In the foreward, his son Denis Brott, starts with the word “resilient,” and after reading the book, the reader will probably use that as the most distinguishing characteristic of this life loving musician. Brott passed away shortly after his 90th birthday, on April 1, 2005.
Alexander Brott (born Joel Brod) in Montreal in 14 March 1915, served as founder of the McGill String Quartet, which later became McGill Chamber Orchestra, which he conducted for decades and with whom he toured and recorded extensively. He served as concertmaster of the Montréal Orchestra for many years. For fifteen years Brott conducted the Kingston Symphony Orchestra. He created Les Concerts Populaires de Montréal, an annual pop concerts series in cooperation with the City of Montréal, and established a training orchestra, Les Jeunes Virtuoses de Montréal. As a composer, he had over 100 of his works performed by orchestras and ensembles in Europe and North America, as well as recorded on various labels. He received many of the top honors of Canada, including the Canadian Music Council Medal, Member of the Order of Canada, Association of Canadian Orchestra Awards, Canada 125 and Queen’s Jubilee Medals. He also was awarded a Fellow of the Royal Society of Arts of London, an honorary doctorate from the Chicago Conservatory and McGill University, and not least, a Bronze Medal for Composition at the Olympiads of London in 1948, and Helsinki in 1952.
For readers of the Jewish Music WebCenter, this book is interesting not only for this unique view of the history of Canadian music, but also for the glimpses into the lives of other Jewish musicians in Canada and around the world, with whom Brott interacted. Glimpses of others are pretty much it for most of this book. This is clearly told as his memoir, so unfortunately, there’s not much about Brott’s students and other close colleagues at McGill with a few exceptions of some of his mentors. That aspect in his life is not really accounted for here, and will remain for others to expand upon. Brott himself mostly focuses on the institutions he founded or groups he conducted, which he clearly sees, along with some selected compositions, as his lasting legacy.
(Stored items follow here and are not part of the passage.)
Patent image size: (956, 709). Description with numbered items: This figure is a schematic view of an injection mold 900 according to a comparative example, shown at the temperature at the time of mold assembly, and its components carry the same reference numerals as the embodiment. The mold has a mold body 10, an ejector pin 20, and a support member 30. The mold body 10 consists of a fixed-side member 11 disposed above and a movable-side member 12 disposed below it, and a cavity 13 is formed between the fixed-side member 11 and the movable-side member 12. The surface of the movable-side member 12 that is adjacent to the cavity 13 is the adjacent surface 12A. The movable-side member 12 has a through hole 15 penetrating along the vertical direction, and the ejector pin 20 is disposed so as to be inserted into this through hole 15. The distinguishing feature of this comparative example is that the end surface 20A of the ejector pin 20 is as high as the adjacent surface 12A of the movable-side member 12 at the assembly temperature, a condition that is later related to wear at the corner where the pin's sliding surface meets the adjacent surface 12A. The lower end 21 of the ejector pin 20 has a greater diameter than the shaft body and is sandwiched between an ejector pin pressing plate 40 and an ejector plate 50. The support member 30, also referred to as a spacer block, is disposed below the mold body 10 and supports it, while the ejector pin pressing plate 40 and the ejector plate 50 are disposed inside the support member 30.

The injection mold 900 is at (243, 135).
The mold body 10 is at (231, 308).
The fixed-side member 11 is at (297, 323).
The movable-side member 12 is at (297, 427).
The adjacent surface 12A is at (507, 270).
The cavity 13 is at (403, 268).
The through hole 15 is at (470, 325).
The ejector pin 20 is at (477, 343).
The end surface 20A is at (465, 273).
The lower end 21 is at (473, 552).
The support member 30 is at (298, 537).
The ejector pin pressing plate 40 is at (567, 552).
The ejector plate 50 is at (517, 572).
For musicians and librarians, a handy listing of the complete compositions of this composer (up to publication point in 2005) is available in the appendix. Unfortunately there is no information listed in the book about where to obtain these scores, but 111 items are listed through theCanadian Music Center website .
This book is recommended for public and academic libraries. Betty Nygaard King is a subject editor with Encyclopedia of Music in Canada.